Question: uva10400-game show math (backtracking + pruning)

N numbers are given, and a target value is given. The above numbers (all) must be used, and the sequence cannot be disordered. Then, +-*/is used to perform these operations, ask if you can get the target value. Note that the given number is between [-,] and can only be used when division is required.

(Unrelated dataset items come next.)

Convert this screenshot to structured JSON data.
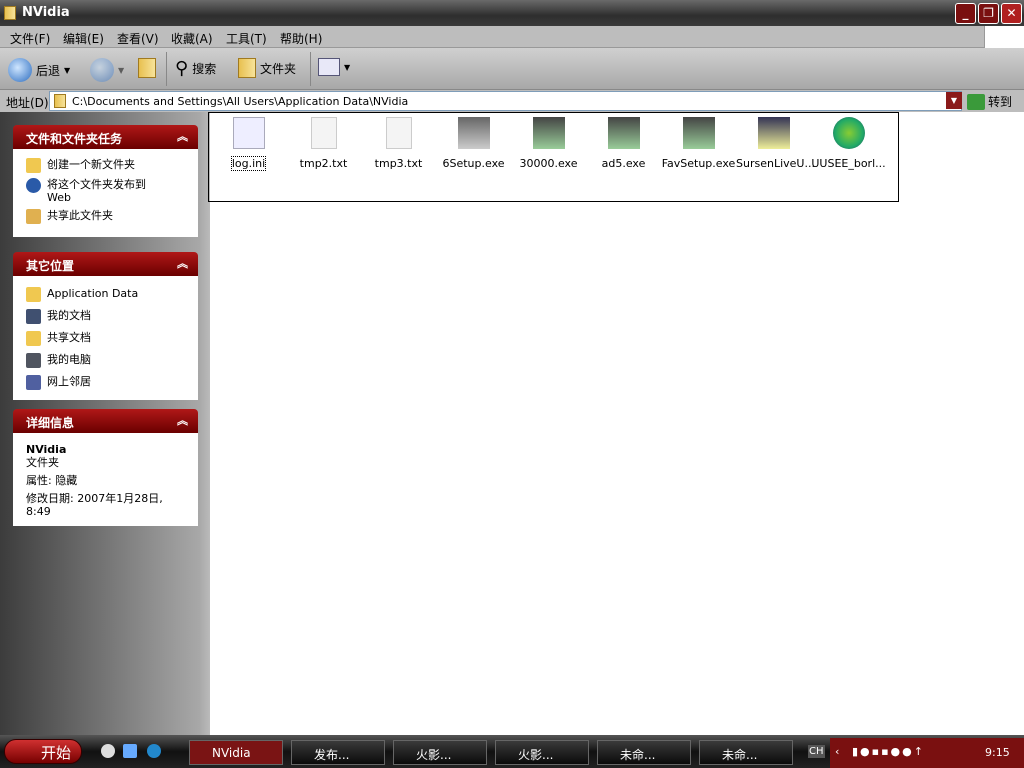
{
  "window": {
    "title": "NVidia"
  },
  "menu": [
    "文件(F)",
    "编辑(E)",
    "查看(V)",
    "收藏(A)",
    "工具(T)",
    "帮助(H)"
  ],
  "toolbar": {
    "back": "后退",
    "search": "搜索",
    "folders": "文件夹"
  },
  "address": {
    "label": "地址(D)",
    "value": "C:\\Documents and Settings\\All Users\\Application Data\\NVidia",
    "go": "转到"
  },
  "panels": {
    "tasks": {
      "title": "文件和文件夹任务",
      "items": [
        "创建一个新文件夹",
        "将这个文件夹发布到 Web",
        "共享此文件夹"
      ]
    },
    "places": {
      "title": "其它位置",
      "items": [
        "Application Data",
        "我的文档",
        "共享文档",
        "我的电脑",
        "网上邻居"
      ]
    },
    "details": {
      "title": "详细信息",
      "name": "NVidia",
      "type": "文件夹",
      "attr": "属性: 隐藏",
      "modified": "修改日期: 2007年1月28日, 8:49"
    }
  },
  "files": [
    "log.ini",
    "tmp2.txt",
    "tmp3.txt",
    "6Setup.exe",
    "30000.exe",
    "ad5.exe",
    "FavSetup.exe",
    "SursenLiveU...",
    "UUSEE_borl..."
  ],
  "taskbar": {
    "start": "开始",
    "buttons": [
      "NVidia",
      "发布...",
      "火影...",
      "火影...",
      "未命...",
      "未命..."
    ],
    "lang": "CH",
    "clock": "9:15"
  }
}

The intermediate calculation result cannot exceed the range. This operation cannot be performed if it is exceeded.

Solution: backtracing and pruning are used to save the computing results of each layer. If the present value of each layer appears, and the previous calculation finds that the target value is not obtained in the future, then you can directly cut it out.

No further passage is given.